Non importa: i teoremi e le ideologie degli intellò progressisti non hanno bisogno di essere suffragate dalla realtà; si applicano alla realtà e pretendono che essa si conformi ai loro pregiudizi. Così, dopo il vergognoso tweet di Formigli che provocava la Meloni e Salvini per i loro mancati «post indignati» a difesa del nigeriano (post poi puntualmente arrivati), ieri si sono sbizzarrite le firme prestigiose dei giornali "dalla parte giusta". Sul Corriere della Sera Aldo Cazzullo si ostinava a cercare tracce di razzismo dove non c'è. «Siamo di fronte a un omicidio a sfondo razziale?», si chiedeva. «Preferiremmo rispondere di no; ma sarebbe sbagliato»: «se questo è accaduto», aggiungeva infatti, «è perché il germe del razzismo è ormai tra noi» in quanto l'assassino ha «creduto di poter disporre del corpo che stava sotto di lui, come se appartenesse a un essere a lui inferiore». Siamo alla pura congettura, non nutrita da grande onestà intellettuale...

 

La stessa di cui non ha dato dimostrazione il direttore de La Stampa Massimo Giannini che, riprendendo un paragone già fatto da Gianni Riotta (a proposito di originalità...), definiva Alika «il George Floyd italiano», il nero ucciso soffocato negli Usa da un poliziotto: paragone sballato, perché nel caso americano c'era un evidente movente razziale.

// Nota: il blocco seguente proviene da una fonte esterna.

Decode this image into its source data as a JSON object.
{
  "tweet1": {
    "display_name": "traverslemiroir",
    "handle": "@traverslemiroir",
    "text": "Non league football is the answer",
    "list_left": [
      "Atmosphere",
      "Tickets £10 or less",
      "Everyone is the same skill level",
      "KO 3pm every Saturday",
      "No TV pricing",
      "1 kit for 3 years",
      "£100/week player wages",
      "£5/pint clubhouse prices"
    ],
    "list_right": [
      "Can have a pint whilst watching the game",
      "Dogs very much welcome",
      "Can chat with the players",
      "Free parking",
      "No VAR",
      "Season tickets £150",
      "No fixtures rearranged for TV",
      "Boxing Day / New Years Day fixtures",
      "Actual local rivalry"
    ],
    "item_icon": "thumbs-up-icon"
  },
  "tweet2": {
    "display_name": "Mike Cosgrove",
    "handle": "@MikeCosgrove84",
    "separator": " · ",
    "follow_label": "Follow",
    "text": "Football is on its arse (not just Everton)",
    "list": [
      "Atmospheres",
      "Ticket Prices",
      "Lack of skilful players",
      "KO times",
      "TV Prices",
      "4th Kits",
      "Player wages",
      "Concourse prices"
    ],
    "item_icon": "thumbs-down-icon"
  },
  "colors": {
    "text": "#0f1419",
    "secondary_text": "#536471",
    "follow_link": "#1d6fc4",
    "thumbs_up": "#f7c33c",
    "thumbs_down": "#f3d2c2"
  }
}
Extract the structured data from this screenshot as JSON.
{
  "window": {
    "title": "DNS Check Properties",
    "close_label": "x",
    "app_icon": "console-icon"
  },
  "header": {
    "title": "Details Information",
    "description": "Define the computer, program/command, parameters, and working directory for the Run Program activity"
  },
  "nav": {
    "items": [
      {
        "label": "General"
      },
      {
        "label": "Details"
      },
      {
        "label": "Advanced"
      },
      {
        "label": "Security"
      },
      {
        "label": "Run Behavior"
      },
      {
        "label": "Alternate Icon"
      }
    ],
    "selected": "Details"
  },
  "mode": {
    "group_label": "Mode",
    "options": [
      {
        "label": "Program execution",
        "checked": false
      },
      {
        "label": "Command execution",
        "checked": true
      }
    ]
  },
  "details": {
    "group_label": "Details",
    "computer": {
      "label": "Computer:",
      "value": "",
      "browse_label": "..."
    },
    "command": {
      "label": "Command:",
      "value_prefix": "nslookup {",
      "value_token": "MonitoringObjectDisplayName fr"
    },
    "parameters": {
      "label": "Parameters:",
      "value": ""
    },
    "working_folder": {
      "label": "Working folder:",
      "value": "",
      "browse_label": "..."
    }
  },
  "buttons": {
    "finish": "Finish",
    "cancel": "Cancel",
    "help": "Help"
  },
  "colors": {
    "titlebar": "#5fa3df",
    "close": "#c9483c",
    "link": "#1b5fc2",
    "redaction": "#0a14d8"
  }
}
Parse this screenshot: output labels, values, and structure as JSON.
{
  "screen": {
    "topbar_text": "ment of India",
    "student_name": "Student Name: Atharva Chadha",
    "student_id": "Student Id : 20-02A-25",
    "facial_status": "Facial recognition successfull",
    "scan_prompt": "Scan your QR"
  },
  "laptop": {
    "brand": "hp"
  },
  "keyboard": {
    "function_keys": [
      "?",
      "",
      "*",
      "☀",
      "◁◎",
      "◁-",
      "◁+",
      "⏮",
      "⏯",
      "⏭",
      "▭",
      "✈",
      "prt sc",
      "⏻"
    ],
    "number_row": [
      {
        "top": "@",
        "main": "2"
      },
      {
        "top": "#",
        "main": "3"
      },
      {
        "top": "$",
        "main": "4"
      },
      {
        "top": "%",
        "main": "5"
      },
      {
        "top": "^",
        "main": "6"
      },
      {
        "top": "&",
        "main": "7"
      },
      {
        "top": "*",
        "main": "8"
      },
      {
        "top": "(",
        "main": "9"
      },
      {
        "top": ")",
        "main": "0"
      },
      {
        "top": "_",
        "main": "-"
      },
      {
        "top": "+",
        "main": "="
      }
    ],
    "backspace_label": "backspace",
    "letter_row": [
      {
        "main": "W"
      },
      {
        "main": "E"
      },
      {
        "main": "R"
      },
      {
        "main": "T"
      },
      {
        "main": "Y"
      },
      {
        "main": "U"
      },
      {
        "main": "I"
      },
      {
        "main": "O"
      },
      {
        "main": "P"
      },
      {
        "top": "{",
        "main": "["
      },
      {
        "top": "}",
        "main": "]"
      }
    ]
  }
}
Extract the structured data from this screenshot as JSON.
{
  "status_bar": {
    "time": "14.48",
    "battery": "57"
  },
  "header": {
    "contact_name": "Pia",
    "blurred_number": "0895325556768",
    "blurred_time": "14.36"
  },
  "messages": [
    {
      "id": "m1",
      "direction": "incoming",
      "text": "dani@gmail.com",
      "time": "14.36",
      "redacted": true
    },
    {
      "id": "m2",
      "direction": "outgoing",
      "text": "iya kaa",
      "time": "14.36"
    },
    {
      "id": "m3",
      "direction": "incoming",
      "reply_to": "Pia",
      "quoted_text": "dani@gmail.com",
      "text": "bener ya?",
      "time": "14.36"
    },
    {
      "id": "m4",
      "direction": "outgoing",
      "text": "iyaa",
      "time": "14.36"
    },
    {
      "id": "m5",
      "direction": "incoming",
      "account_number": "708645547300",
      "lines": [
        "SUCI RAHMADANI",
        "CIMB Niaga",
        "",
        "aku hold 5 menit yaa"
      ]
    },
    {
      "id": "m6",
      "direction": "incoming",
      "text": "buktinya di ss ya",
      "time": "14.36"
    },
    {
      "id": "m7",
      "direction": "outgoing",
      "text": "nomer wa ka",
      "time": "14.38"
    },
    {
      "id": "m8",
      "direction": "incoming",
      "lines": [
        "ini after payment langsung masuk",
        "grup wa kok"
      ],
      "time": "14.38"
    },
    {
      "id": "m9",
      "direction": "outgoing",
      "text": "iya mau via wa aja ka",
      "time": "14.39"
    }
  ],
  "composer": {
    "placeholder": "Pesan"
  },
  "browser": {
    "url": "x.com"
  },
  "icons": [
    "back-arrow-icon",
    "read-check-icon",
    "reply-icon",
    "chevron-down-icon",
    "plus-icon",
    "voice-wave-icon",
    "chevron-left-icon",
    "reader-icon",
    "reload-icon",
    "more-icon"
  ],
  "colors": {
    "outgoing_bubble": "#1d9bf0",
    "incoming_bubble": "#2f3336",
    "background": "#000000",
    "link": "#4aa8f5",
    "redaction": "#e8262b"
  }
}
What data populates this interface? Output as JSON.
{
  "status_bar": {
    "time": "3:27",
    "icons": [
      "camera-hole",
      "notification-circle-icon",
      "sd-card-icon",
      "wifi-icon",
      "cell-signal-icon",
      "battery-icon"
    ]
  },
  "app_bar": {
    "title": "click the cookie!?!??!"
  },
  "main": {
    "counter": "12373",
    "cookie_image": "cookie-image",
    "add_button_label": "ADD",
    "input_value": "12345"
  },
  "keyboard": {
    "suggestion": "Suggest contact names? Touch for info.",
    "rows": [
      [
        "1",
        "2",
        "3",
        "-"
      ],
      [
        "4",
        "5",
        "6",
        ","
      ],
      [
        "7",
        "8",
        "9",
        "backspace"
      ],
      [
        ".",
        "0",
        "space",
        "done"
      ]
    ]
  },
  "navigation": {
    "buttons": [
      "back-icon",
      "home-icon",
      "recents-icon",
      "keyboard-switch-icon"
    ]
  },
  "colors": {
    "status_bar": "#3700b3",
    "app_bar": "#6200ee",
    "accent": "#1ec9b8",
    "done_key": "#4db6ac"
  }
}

Poi Giannini invitava i leader dei partiti italiani a partecipare ai funerali di Alika (tutti tranne Letta, chissà perché) e a non dividersi con «le solite polemiche sull'immigrazione», salvo ribadire che la presenza alle esequie del nigeriano ucciso servirà a «dimostrare che in Italia la xenofobia e l'odio razziale non saranno più tollerati» (aridaje, Massimo, il razzismo non c'entra!). Per non parlare di Repubblica che, intervistando la sorella di El Boussettaoui, l'uomo ucciso a Voghera da un ex assessore leghista, accreditava la tesi per cui anche quanti hanno assistito indifferenti all'assassinio non sono intervenuti perché (tutti) razzisti.

Siamo ai limiti dell'ossessione, e nel cuore della strumentalizzazione becera: parlare di razzismo a sproposito fa un torto a quanti il razzismo lo subiscono davvero; e soprattutto dimostra come lo spauracchio "Razzismo" serva alla sinistra per sopravvivere con il totem dell'anti-, come capita con il fascismo.